ADAM#

pylit.optimizer.adam.adam(R, F, x0, method, maxiter=None, tol=None, svd=False, protocol=False)#

This is the ADAM optimization method. The interface is described in Optimizer.

Description#

Solves the optimization problem (1) using the ADAM (A Method for Stochastic Optimization) gradient method with non-negativity constraint. ADAM is a first-order stochastic optimization algorithm that adapts the learning rates for each variable individually by maintaining exponentially decaying averages of past gradients (first moment) and squared gradients (second moment).
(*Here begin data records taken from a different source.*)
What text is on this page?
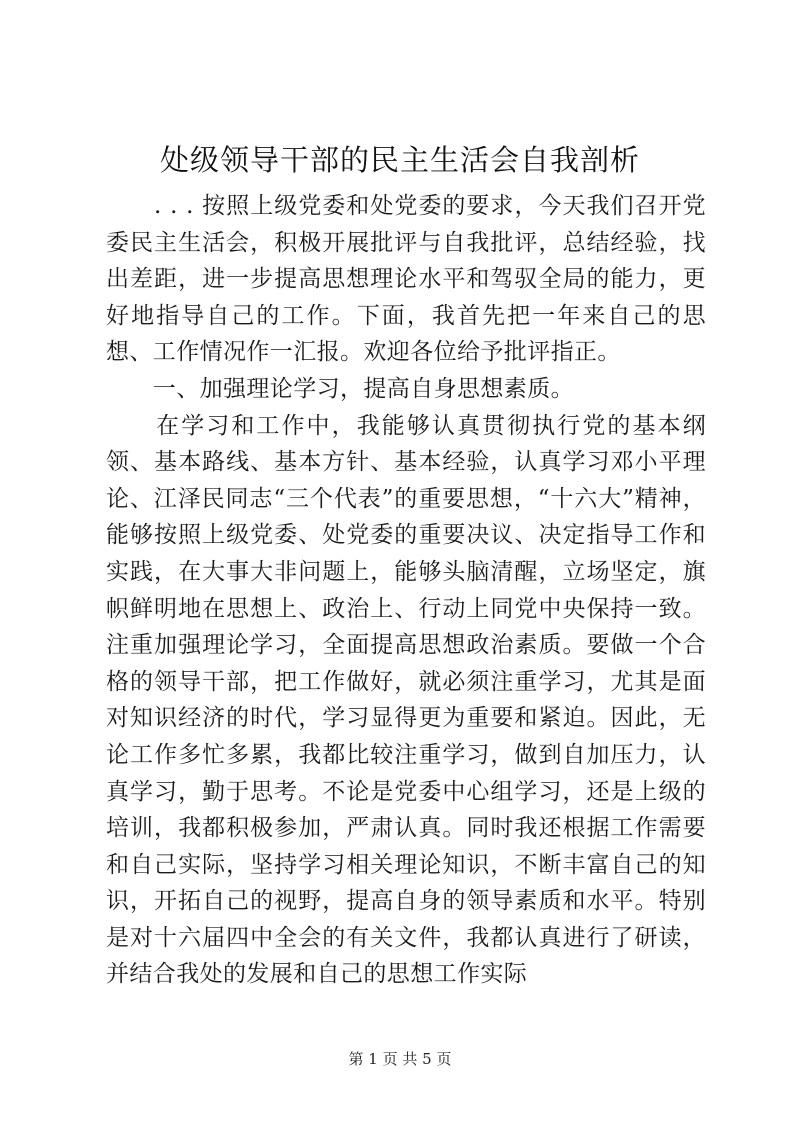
处级领导干部的民主生活会自我剖析

　　. . . 按照上级党委和处党委的要求，今天我们召开党委民主生活会，积极开展批评与自我批评，总结经验，找出差距，进一步提高思想理论水平和驾驭全局的能力，更好地指导自己的工作。下面，我首先把一年来自己的思想、工作情况作一汇报。欢迎各位给予批评指正。

　　一、加强理论学习，提高自身思想素质。

　　在学习和工作中，我能够认真贯彻执行党的基本纲领、基本路线、基本方针、基本经验，认真学习邓小平理论、江泽民同志“三个代表”的重要思想，“十六大”精神，能够按照上级党委、处党委的重要决议、决定指导工作和实践，在大事大非问题上，能够头脑清醒，立场坚定，旗帜鲜明地在思想上、政治上、行动上同党中央保持一致。注重加强理论学习，全面提高思想政治素质。要做一个合格的领导干部，把工作做好，就必须注重学习，尤其是面对知识经济的时代，学习显得更为重要和紧迫。因此，无论工作多忙多累，我都比较注重学习，做到自加压力，认真学习，勤于思考。不论是党委中心组学习，还是上级的培训，我都积极参加，严肃认真。同时我还根据工作需要和自己实际，坚持学习相关理论知识，不断丰富自己的知识，开拓自己的视野，提高自身的领导素质和水平。特别是对十六届四中全会的有关文件，我都认真进行了研读，并结合我处的发展和自己的思想工作实际

第 1 页 共 5 页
This stabilizes convergence and is well-suited for problems with noisy, sparse, or non-stationary gradients.

Algorithm#

Let \(\beta_1\) and \(\beta_2\) be the decay rates for the first and second moment estimates, and \(\epsilon\) a small constant for numerical stability. At iteration \(k\), the updates are:

\[\begin{split}m_k &= \beta_1 m_{k-1} + (1-\beta_1) \nabla f(x_{k-1}) \\ v_k &= \beta_2 v_{k-1} + (1-\beta_2) (\nabla f(x_{k-1}))^2 \\ \hat{m}_k &= \frac{m_k}{1 - \beta_1^k} \\ \hat{v}_k &= \frac{v_k}{1 - \beta_2^k} \\ x_k &= x_{k-1} - \eta \frac{\hat{m}_k}{\sqrt{\hat{v}_k} + \epsilon}\end{split}\]

The algorithm terminates when the change in the objective function between successive iterates falls below the tolerance tol or when the maximum number of iterations maxiter is reached.

rtype:: Solution
returns:: A Solution object containing the final iterate.

References

1. 1. Kingma and J. Ba. Adam: A Method for Stochastic Optimization. International Conference on Learning Representations (ICLR), 2015.